Faulty rental estimate skews US inflation data
‘Who are you going to believe, me, or your own eyes?’
“Who are you going to believe, me, or your own eyes?,” Groucho Marx once asked, and the same question is implicit in this morning’s release of closely-watched US consumer price data. The official data just don’t correspond to actual observations on the ground.
A jump in the reported cost of shelter pushed monthly core inflation up to 1.8% year-on-year vs. a prior level of 1.7% year-on-year, higher than the forecasters’ consensus anticipated. The small difference in numbers is actually a big difference, because the Federal Reserve has said that core inflation (excluding volatile food and energy prices) above 2% would motivate additional tightening.

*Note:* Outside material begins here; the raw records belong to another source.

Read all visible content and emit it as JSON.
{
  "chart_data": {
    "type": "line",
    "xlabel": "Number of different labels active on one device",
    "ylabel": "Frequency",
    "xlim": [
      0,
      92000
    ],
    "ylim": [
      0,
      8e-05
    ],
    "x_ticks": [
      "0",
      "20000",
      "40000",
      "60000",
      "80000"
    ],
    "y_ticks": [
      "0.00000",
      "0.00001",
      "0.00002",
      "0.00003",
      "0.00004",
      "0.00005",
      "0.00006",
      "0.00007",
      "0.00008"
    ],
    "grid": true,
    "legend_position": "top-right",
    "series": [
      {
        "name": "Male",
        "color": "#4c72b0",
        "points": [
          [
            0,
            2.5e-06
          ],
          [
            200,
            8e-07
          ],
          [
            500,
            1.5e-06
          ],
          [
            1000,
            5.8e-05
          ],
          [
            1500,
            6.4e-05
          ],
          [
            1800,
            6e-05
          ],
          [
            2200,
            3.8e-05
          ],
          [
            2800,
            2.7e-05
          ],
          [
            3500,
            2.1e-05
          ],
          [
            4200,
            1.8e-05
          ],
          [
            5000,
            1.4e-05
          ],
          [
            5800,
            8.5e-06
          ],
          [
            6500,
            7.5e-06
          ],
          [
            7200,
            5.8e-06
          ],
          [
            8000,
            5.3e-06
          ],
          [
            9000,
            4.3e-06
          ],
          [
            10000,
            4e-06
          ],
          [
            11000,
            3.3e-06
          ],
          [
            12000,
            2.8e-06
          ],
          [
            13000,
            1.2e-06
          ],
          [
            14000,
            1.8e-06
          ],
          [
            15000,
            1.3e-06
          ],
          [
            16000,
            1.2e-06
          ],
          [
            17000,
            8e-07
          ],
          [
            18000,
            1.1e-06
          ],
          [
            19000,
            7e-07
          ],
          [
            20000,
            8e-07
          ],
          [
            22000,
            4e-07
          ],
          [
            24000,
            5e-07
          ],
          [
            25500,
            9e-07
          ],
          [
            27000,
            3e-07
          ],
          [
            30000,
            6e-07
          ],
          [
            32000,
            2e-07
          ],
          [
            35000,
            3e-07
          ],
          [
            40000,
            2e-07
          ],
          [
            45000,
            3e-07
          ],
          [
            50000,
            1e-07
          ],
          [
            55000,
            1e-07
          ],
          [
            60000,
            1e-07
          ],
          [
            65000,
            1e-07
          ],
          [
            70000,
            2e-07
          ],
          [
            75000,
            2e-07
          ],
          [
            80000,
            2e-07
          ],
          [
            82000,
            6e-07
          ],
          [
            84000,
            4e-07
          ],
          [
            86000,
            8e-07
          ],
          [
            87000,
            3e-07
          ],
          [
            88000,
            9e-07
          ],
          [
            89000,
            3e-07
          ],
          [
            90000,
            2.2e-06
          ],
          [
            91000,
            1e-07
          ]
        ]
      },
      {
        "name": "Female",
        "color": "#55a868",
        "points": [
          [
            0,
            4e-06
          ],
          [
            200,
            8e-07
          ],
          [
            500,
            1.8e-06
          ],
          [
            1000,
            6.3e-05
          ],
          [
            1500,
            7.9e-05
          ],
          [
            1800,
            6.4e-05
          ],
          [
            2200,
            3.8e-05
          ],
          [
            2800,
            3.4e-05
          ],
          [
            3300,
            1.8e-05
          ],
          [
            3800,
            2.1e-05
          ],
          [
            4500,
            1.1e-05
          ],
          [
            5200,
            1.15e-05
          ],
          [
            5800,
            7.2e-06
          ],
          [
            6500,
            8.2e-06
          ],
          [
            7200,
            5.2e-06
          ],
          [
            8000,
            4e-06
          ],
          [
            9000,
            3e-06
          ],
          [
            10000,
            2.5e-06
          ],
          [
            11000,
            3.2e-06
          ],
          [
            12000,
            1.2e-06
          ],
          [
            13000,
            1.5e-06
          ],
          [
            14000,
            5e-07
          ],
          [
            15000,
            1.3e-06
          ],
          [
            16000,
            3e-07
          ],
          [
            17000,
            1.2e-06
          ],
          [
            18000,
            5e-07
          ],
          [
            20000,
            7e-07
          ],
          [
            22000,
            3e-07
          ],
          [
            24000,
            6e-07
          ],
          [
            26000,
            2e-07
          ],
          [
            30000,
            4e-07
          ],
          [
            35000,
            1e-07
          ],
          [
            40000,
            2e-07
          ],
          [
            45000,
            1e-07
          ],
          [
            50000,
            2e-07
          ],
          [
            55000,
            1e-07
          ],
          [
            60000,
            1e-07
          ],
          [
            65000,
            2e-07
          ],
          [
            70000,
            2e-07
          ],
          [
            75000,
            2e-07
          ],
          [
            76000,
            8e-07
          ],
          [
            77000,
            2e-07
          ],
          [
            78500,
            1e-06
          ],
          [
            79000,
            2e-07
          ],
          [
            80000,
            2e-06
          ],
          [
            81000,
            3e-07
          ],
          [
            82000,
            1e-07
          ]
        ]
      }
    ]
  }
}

Market reaction to the unexpectedly high number was muted. The 10-year Treasury yield rose by 4 basis points, somewhat less than what we would expect if inflation really were about to roar.
The decisive number in the inflation report is shelter, which makes up 34% of the total Consumer Price Index and more than 40% of the core index net of food and energy. The Bureau of Labor Statistics reported a 0.4% rise in December vs. a 0.2% rise in November, or an annual rate of just below 5%.
Eyes on the ground, though, see something entirely different. The largest US shelter website, Zillow, compiles its own national statistics on rents.
Evidently the BLS underestimated rental inflation during 2015, but overestimated it through most of 2016 and 2017—and by a very large margin.
Bond investors will need to see a few months’ more data before drawing conclusions from government data that deviate from private-sector observations.